The game offers the option to run three different types of marketing, differentiated only by the more expensive option just works better, each able to be targeted to different groups. The three visitor types, Adults, Families and Teenagers clearly have different requirements and targeting one over the other is…Broadly impossible because there’s no feedback as to what the differences are. Families presumably like family rides, but the difference between an adult and a teenager seems impossible clarify. Maybe teenagers have less income? If so, not sure why you’d want to target them. Who knows. Teenagers slouch a bit.

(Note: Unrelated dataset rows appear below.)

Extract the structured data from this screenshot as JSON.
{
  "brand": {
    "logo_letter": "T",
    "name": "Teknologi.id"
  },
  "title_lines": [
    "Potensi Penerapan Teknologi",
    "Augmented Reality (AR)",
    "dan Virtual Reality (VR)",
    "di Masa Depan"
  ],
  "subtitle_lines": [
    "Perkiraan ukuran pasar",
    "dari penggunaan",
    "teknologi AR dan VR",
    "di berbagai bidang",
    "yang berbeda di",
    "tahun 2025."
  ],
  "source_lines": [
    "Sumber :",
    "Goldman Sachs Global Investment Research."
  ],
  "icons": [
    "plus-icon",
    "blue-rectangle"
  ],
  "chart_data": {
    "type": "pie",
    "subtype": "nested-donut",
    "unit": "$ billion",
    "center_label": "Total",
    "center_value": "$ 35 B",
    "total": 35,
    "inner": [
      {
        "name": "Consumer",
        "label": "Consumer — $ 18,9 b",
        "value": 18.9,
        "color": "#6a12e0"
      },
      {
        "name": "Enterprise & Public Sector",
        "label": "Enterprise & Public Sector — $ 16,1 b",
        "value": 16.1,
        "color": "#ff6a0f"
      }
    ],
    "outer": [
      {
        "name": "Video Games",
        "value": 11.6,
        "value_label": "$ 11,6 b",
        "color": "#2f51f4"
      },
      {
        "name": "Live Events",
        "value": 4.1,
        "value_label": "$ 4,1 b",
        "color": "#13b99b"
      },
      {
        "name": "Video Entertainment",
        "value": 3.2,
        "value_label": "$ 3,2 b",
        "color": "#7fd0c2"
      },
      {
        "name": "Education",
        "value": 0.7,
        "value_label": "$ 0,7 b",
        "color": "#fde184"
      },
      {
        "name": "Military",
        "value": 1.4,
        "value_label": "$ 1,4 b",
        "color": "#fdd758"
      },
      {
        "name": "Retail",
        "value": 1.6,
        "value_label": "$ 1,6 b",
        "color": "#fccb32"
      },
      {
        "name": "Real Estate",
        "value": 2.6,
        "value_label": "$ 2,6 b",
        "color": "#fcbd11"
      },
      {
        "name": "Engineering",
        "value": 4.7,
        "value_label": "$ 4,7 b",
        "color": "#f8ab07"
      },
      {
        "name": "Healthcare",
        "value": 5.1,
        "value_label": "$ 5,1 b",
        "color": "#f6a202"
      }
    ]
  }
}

Starting without a plan will result in a mess of a park, but if you’ve got a target in mind then you’re well on the way to success. With the aim to create a Star Wars themed park, my options on the workshop were fairly vast. An amazing Jakku-themed rollercoaster emulating the Falcon barrel-rolling through a wrecked Star Destroyer was the first to be added, the terrain raised up around it and the area nearby decorated with a buried AT-AT and AT-ST, then a cantina, complete with an approximation of Greedo and Han having a shoot-out and a range of drinks and Mexican food on offer. Rey’s Speeder and Anakin’s Pod are parked outside.

Staffing is terrible. In some situations the new ability to allocate rotas makes ensuring the staff do their jobs more easily, but it’s not always an improvement on just marking out a route and rapidly becomes messy. Staff training is nowhere near the excellent system in Theme Hospital, it’s instead no more involved than clicking a button every couple of months or so and giving them a pay rise, with the added tedium of having to do it for each individual staff member. In a continuation of the individual decision making the staff will quit if they aren’t enjoying their jobs enough, generally due to not having enough to do. You can’t move them to an alternate role, you simply have to redevelop the park around them or watch them quit. Then you have to click twice to hire a replacement so why you’d try and keep them happy isn’t clear. They serve more slowly when they’re miserable, but if they’re miserable because they’re not busy, who cares?

A model of the Falcon parked up in the hangar at Mos Eisley is roundly ignored by the punters until a new rollercoaster is added beyond that, simulating the first Death Star trench run. It was somewhat tame, so a variety of explosions and smoke make it seem much more threatening, and some R2-D2 themed food outlets give a bit more income. And then, the pièce de résistance, a coaster simulating the chase around the Death Star II, positioned miles in the sky. A laser from another Death Star is added, then another separate Mon Calamari cruiser or two for it to target. Quite why this level of nerdery is so satisfying it’s hard to tell, but by the force it is. (Wholly unrelated, the theme tune sounds like Lithuania’s 2015 Eurovision entry from a couple of years ago and I really like that.)

The long and short of it, is that there are two games here. One of them is astounding, bringing the possibilities to create the most amazing theme parks possible to even those without the skill to do anything more than download things off Steam Workshop and offering even more to those patient enough to create from scratch. The other is an appalling management game, incoherent, awkward and completely lacking in fun that gives you no reason or motivation to create something as wonderful as you can. People will enjoy it despite its flaws, but at some point you have to realise it’s just a slightly more interactive and slightly less useful version of SketchUp.